Mendadak Leon berubah
menjadi manusia yang lancar bicara, berbeda dengan bayangan Leysa tentang Leon
(pemuda tampan yang pendiam dan cool, tetapi ramah). Meskipun begitu, Leysa
tetap merasa terpukau oleh suara Leon yang berat dan mata Leon yang indah.
“Kan bener, bacaannya
berat...” Leysa jadi merasa minder sendiri. Diliriknya dua buah komik di tangan
kanannya. Leysa sedang berusaha menyembunyikannya ketika Leon menyahut,
“GTO, ya? Wah, saya
suka banget itu...”
“Beneran?” ujar Leysa
girang, mendadak merasa punya teman untuk diajak mengobrol tentang komik dewasa
itu.
“Iya. Volume terbarunya
udah terbit, ya?” mata Leon yang terbingkai indah mencari-cari tumpukan komik
baru. “Wah, saya baru koleksi dari nomer 3...”
“Ngng, kalau mau,
sih... pinjem punyaku aja. Punyaku lengkap...” saran Leysa malu-malu.
Mata Leon mendadak
berbinar. “Oh iya? Syukurlah...” dia tersenyum lagi, “...saya ketemu... kamu di
sini.”
Leysa tersenyum manis
sekali.
“Mas Leon kuliah
dimana?” tanya Leysa, yang sudah meletakkan Sherlock Holmes-nya kembali ke rak.
“Saya?
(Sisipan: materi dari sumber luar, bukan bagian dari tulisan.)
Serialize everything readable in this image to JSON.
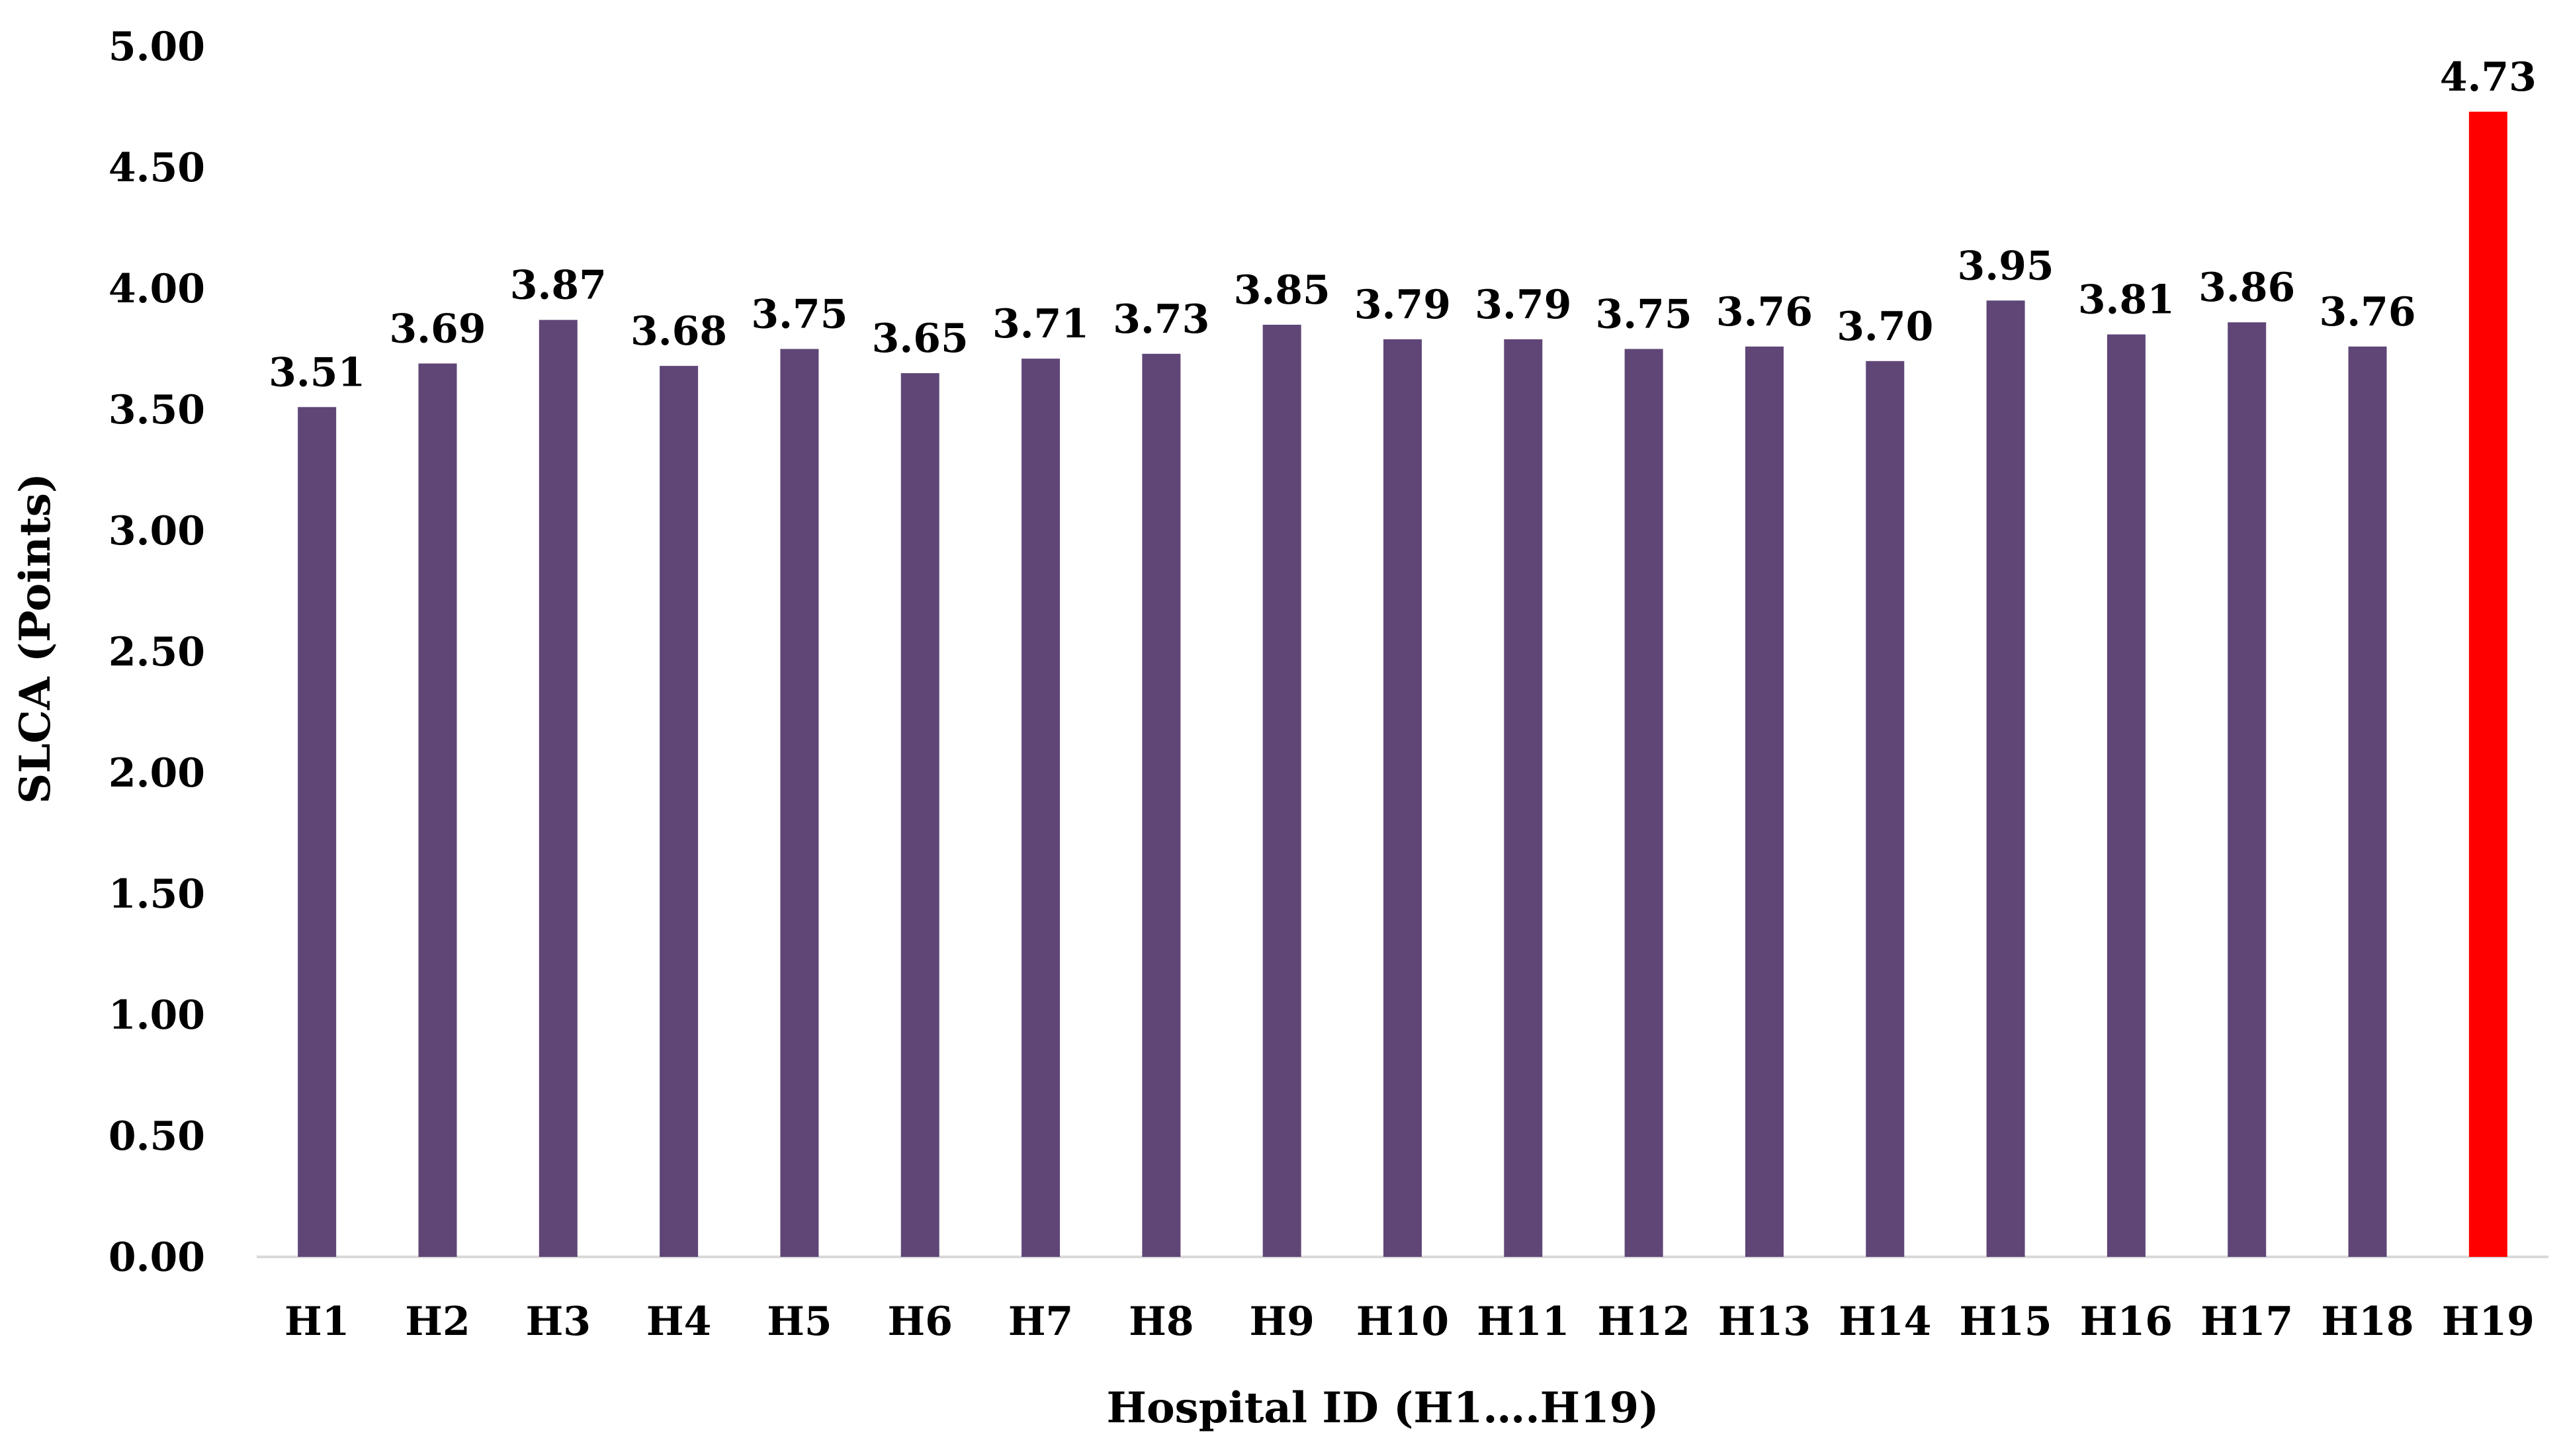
{
  "chart_data": {
    "type": "bar",
    "categories": [
      "H1",
      "H2",
      "H3",
      "H4",
      "H5",
      "H6",
      "H7",
      "H8",
      "H9",
      "H10",
      "H11",
      "H12",
      "H13",
      "H14",
      "H15",
      "H16",
      "H17",
      "H18",
      "H19"
    ],
    "values": [
      3.51,
      3.69,
      3.87,
      3.68,
      3.75,
      3.65,
      3.71,
      3.73,
      3.85,
      3.79,
      3.79,
      3.75,
      3.76,
      3.7,
      3.95,
      3.81,
      3.86,
      3.76,
      4.73
    ],
    "value_labels": [
      "3.51",
      "3.69",
      "3.87",
      "3.68",
      "3.75",
      "3.65",
      "3.71",
      "3.73",
      "3.85",
      "3.79",
      "3.79",
      "3.75",
      "3.76",
      "3.70",
      "3.95",
      "3.81",
      "3.86",
      "3.76",
      "4.73"
    ],
    "highlight_category": "H19",
    "title": "",
    "xlabel": "Hospital ID (H1….H19)",
    "ylabel": "SLCA (Points)",
    "ylim": [
      0,
      5
    ],
    "yticks": [
      "0.00",
      "0.50",
      "1.00",
      "1.50",
      "2.00",
      "2.50",
      "3.00",
      "3.50",
      "4.00",
      "4.50",
      "5.00"
    ],
    "grid": false,
    "legend": "none",
    "colors": {
      "bar": "#604677",
      "highlight": "#ff0000",
      "axis": "#d9d9d9",
      "text": "#000000"
    }
  }
}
Saya udah
lulus...” jawab Leon. “Baru saja. Dua bulan yang lalu.”
“Oh, iya? Waah,
selamat, Mas,” kata Leysa, yang kemudian menyesali perkataannya. “Terlambat,
ya? Jurusan apa, Mas?”
Leon tertawa. “Arsitektur...”
Leysa menyela. “Yang
bener, Mas? Dulu aku pengen banget masuk arsitektur... tapi orang tua nggak
setuju. Biasalah...” kata Leysa bertubi-tubi. “Pengen banget anaknya masuk
kedokteran. Mainstream sekali, ya,”
ujar Leysa tertawa. “Udah dapet kerjaan, Mas?”
“Udah, sih. Sebelum
lulus kemarin sempet kerja, part-time,
di studio punya kakak kelas saya. Katanya, setelah saya lulus pun, saya tetep
masih bisa kerja disana...”
“Terus, masih di
fotokopian, Mas?” tanya Leysa bingung. “Kan, udah punya kerjaan...”
Leon mengangguk. “Tentu
saja saya nggak bisa meninggalkan fotokopian itu begitu saja. Saya terlalu
sayang...”
“Sama
pegawai-pegawainya?” sela Leysa lagi, yang masih heran.
“Haha, itu juga. Sudah
saya anggap seperti adik-adik saya sendiri, saudara sendiri. Saya kan, anak
perantauan...” Leon tertawa.
“Ooh...” Leysa
manggut-manggut.
“Lagipula, usaha
fotokopian kan cukup menjanjikan... apalagi kalau ada pelanggan setia
seperti... kamu,” Leon tersenyum, mengarahkan kedua tangannya ke arah Leysa.
“Saya nggak bisa dong melepas fotokopian itu begitu saja...”
“Ha?” sentak Leysa,
mulai mengerti. “Maksudnya...”
“Maksudnya?”
“Mas Leon yang punya fotokopian itu, ya?”